The 80/20 rule for teaching

The 80/20 rule is a well known principle in business also known as the Pareto principle. This principle states that roughly 80% of consequences are caused by roughly 20% of the actions. Applied to business this means that 20% of what a company does generates 80% of their profits. It means 20% of their customers provide 80% of the profits. But it also means 20% of the customers cause 80% of the work and 80% of the complaints. There are even those in business who take this principle one step further, applying it to itself creating the 64/4 principle. That is, 4% of actions cause 64% of the resulting consequences. This literally means a business owner can do 4% of what he or she normally does to run the business and still generate 64% of the profits.

Consider this for a moment as applied to education, learning and teaching. 20% of what a student does results in 80% of their learning. 20% of what a teacher does results in 80% of their student impact. 20% of what a school does results in 80% of their community impact. 

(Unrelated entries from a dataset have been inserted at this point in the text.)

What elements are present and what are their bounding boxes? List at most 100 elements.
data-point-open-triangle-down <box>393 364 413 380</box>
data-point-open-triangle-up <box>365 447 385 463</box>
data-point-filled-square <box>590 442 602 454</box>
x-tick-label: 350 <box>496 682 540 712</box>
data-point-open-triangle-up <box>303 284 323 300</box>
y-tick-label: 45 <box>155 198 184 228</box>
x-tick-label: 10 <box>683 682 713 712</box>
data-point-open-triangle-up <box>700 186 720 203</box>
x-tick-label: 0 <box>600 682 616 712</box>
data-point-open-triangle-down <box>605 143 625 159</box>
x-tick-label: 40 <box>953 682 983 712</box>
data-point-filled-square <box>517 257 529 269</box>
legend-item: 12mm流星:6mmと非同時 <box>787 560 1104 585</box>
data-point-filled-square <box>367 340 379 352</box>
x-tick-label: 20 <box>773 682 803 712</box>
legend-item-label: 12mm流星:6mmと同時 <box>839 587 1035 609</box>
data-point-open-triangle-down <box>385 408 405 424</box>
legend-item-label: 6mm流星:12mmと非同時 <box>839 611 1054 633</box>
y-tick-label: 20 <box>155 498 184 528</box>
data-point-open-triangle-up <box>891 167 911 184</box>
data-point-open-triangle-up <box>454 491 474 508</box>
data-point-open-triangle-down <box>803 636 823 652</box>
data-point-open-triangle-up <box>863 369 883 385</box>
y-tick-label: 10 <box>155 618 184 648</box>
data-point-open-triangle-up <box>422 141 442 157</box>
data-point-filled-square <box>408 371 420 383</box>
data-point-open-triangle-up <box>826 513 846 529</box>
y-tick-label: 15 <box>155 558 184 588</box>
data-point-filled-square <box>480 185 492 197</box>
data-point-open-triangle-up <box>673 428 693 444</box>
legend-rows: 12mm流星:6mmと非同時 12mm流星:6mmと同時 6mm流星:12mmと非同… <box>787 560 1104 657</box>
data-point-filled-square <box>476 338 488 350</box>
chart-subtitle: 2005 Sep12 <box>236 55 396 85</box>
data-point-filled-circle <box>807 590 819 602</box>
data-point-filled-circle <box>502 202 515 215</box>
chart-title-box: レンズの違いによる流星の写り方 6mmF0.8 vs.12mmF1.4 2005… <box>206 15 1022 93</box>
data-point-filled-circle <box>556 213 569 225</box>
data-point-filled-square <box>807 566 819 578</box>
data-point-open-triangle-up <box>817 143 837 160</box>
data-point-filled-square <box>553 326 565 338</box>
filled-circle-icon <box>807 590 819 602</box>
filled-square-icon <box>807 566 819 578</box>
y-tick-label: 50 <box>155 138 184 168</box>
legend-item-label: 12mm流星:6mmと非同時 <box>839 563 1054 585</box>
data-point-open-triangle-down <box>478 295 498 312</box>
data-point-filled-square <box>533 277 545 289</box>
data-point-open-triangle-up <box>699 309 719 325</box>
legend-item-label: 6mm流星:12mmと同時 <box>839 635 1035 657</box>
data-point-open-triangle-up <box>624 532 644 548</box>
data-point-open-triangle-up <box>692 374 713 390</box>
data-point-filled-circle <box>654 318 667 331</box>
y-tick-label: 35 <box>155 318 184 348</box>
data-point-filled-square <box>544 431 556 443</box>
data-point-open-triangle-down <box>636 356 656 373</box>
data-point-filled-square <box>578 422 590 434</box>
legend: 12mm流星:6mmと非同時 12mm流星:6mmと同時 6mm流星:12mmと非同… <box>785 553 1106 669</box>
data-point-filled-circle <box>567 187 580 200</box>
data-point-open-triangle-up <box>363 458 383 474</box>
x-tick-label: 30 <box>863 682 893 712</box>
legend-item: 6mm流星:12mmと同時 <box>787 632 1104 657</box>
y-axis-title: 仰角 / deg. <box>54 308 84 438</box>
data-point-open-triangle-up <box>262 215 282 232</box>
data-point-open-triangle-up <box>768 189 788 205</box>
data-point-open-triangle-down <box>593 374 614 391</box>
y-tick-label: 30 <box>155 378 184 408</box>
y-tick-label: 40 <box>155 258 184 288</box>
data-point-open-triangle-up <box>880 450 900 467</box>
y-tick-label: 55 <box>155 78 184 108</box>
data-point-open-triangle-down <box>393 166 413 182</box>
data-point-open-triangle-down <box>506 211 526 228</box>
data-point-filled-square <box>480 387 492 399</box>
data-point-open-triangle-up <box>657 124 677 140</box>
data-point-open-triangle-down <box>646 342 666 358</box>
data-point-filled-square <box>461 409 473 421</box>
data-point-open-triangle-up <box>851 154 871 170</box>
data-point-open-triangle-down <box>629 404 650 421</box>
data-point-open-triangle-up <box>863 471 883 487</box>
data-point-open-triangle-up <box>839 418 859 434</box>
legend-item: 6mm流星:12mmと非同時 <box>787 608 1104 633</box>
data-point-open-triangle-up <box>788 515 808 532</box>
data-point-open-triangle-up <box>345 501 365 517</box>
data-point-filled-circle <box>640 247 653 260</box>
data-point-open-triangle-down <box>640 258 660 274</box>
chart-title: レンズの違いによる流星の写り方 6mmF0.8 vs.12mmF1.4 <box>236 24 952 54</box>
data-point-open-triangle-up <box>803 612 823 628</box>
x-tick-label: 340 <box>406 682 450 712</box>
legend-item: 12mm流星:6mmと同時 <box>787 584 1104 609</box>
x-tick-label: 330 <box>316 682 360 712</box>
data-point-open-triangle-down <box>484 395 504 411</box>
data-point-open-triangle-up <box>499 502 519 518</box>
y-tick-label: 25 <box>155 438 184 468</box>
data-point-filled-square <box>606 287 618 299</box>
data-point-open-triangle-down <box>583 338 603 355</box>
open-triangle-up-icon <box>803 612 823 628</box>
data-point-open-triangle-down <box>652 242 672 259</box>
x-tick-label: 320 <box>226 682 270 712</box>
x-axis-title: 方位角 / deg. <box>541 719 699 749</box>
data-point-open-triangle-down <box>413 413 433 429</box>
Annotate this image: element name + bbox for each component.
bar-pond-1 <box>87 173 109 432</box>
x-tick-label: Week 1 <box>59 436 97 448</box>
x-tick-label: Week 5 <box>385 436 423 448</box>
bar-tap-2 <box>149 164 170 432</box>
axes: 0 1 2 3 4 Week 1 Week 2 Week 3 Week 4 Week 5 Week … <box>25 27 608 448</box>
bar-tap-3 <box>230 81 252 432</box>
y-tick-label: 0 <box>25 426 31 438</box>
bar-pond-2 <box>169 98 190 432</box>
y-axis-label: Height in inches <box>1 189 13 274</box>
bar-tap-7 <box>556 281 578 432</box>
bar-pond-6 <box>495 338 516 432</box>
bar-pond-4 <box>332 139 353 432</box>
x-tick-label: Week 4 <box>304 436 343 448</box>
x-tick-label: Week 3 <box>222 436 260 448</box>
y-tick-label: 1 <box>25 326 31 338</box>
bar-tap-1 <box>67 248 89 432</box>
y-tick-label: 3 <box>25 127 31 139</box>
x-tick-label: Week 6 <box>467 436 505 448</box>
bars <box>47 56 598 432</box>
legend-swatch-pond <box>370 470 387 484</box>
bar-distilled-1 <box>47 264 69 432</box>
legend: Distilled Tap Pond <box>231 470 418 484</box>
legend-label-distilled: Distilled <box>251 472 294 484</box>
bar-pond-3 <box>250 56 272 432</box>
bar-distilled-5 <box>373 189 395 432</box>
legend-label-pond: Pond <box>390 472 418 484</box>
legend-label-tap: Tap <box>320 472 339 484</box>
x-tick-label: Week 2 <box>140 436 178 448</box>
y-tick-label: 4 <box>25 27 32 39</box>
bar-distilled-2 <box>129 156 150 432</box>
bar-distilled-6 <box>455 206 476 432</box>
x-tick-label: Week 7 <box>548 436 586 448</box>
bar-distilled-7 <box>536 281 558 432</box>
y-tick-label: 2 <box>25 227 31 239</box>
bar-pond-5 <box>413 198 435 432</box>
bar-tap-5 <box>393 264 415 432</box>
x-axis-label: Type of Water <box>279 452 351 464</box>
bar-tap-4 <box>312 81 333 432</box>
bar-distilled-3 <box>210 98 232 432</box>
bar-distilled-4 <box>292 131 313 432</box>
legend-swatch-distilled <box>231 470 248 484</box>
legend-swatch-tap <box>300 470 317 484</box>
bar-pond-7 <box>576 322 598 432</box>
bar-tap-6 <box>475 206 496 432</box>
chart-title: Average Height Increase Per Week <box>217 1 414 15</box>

The hard bit is identifying which 20% of our actions is having this impact. This is where tools such as Eisenhower’s matrix are helpful.

Eisenhower’s Matrix

The 20% of actions are frequently referred to as your high impact activities. Those activities you do or that your student does, that generate 80% of the results. So what are your 20% of actions generating 80% of your results? I’m going to argue that these are your deep work tasks. We can begin to identify deep work tasks by using Eisenhower’s important/urgent matrix This matrix is based on a quote from his Address at the Second Assembly of the World Council of Churches.

“I have two kinds of problems, the urgent and the important. The urgent are not important, and the important are never urgent.”

 

Eisenhower's Urgent/Important matrix

To help you identify your deep tasks I encourage you to follow these steps:

  1. Put this matrix on a white board (don’t worry about the order, you really just need the 4 boxes labelled). 
  2. Identify all the tasks or actions you take as a teacher and write each one on their own sticky note.
  3. Take your time and stick each note into one of the four quadrants. The task needs to be important to you and help you achieve your goal/s and align with your mission statement.
  4. Take any task that is in the not urgent, not important quadrant and chuck them in the bin. Unless it is going to get you fired or you legally have to never do these tasks again!
  5. The tasks that are in your not urgent but important quadrant need to be scheduled into your calendar. Block out the time and do not let anything take this time. These are the tasks that most likely align with your mission statement. They are also most likely to be your 20% tasks that have the greatest impact on your effectiveness. It will often include, doing exercise, reading a book, conducting research for a unit of work you are creating, or applying what you learnt from a professional learning experience.
  6. The final 2 quadrants need to be considered thoughtfully and compiled into a weighted to do list. You want the important and urgent tasks on top and the urgent not important tasks at the bottom. As you do this, consider these urgent and not important tasks and only include the ones that actually help you in your mission statement. You want to keep those that help you achieve your goals or that you legally must do as a teacher. You may also want to see if it is possible for you to delegate these tasks to someone else.